The picture we're working toward: you run a model through this benchmark and get back not just an accuracy score, but a confusion matrix showing exactly which concepts the model mixes up with which. A mortgage underwriter can see that a model reliably confuses biweekly and semi-monthly pay. A legal team can see that a model conflates two types of termination clauses. The failure modes become visible and specific, not hidden inside an aggregate F1 score.

Getting there raises questions we find genuinely open:

Domain transfer. Do the same semantic families cause confusion across different document types? If "amount" concepts are confusable on paystubs and invoices alike, that points to a fundamental limitation in how models bind values to meaning — not a domain-specific quirk.

Surface versus structure. How much of concept confusion is driven by visual layout and label variation versus genuine semantic ambiguity? Paystubs use dozens of different surface labels for the same concept. Contracts bury distinctions in paragraph structure. These are different failure modes and may need different evaluation strategies.

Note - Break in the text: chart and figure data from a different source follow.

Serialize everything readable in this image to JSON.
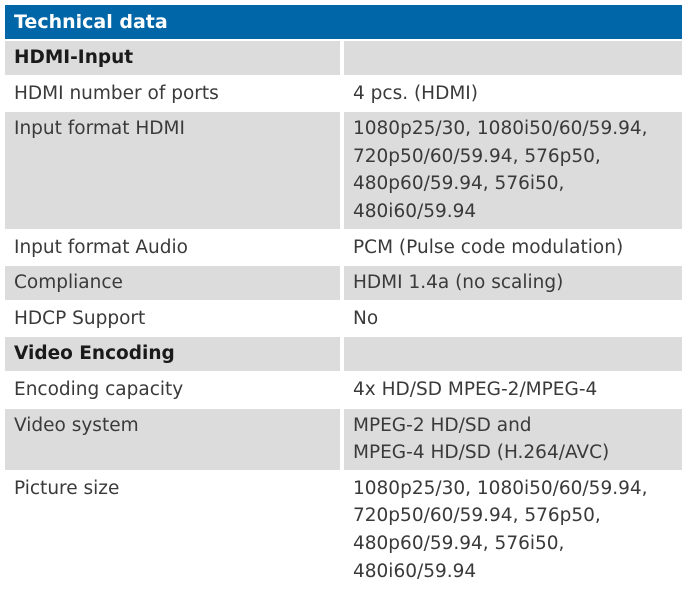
{
  "title": "Technical data",
  "rows": [
    {
      "label": "HDMI-Input",
      "value": [],
      "section": true,
      "shade": true
    },
    {
      "label": "HDMI number of ports",
      "value": [
        "4 pcs. (HDMI)"
      ],
      "shade": false
    },
    {
      "label": "Input format HDMI",
      "value": [
        "1080p25/30, 1080i50/60/59.94,",
        "720p50/60/59.94, 576p50,",
        "480p60/59.94, 576i50,",
        "480i60/59.94"
      ],
      "shade": true
    },
    {
      "label": "Input format Audio",
      "value": [
        "PCM (Pulse code modulation)"
      ],
      "shade": false
    },
    {
      "label": "Compliance",
      "value": [
        "HDMI 1.4a (no scaling)"
      ],
      "shade": true
    },
    {
      "label": "HDCP Support",
      "value": [
        "No"
      ],
      "shade": false
    },
    {
      "label": "Video Encoding",
      "value": [],
      "section": true,
      "shade": true
    },
    {
      "label": "Encoding capacity",
      "value": [
        "4x HD/SD MPEG-2/MPEG-4"
      ],
      "shade": false
    },
    {
      "label": "Video system",
      "value": [
        "MPEG-2 HD/SD and",
        "MPEG-4 HD/SD (H.264/AVC)"
      ],
      "shade": true
    },
    {
      "label": "Picture size",
      "value": [
        "1080p25/30, 1080i50/60/59.94,",
        "720p50/60/59.94, 576p50,",
        "480p60/59.94, 576i50,",
        "480i60/59.94"
      ],
      "shade": false
    }
  ],
  "colors": {
    "header": "#0066a8",
    "shade": "#dcdcdd",
    "text": "#3a3a3a"
  }
}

Measuring comprehension. Existing metrics were designed for extraction. Scoring whether a model assigned a value to the right concept — especially when concepts are semantically close — requires new evaluation approaches. Getting this right is as much a contribution as the dataset itself.

The core empirical question is the delta: how large is the gap between traditional field extraction scores and concept-binding accuracy? If the gap is large and consistent across domains, it changes how the field should evaluate document AI systems.

Status

Active Research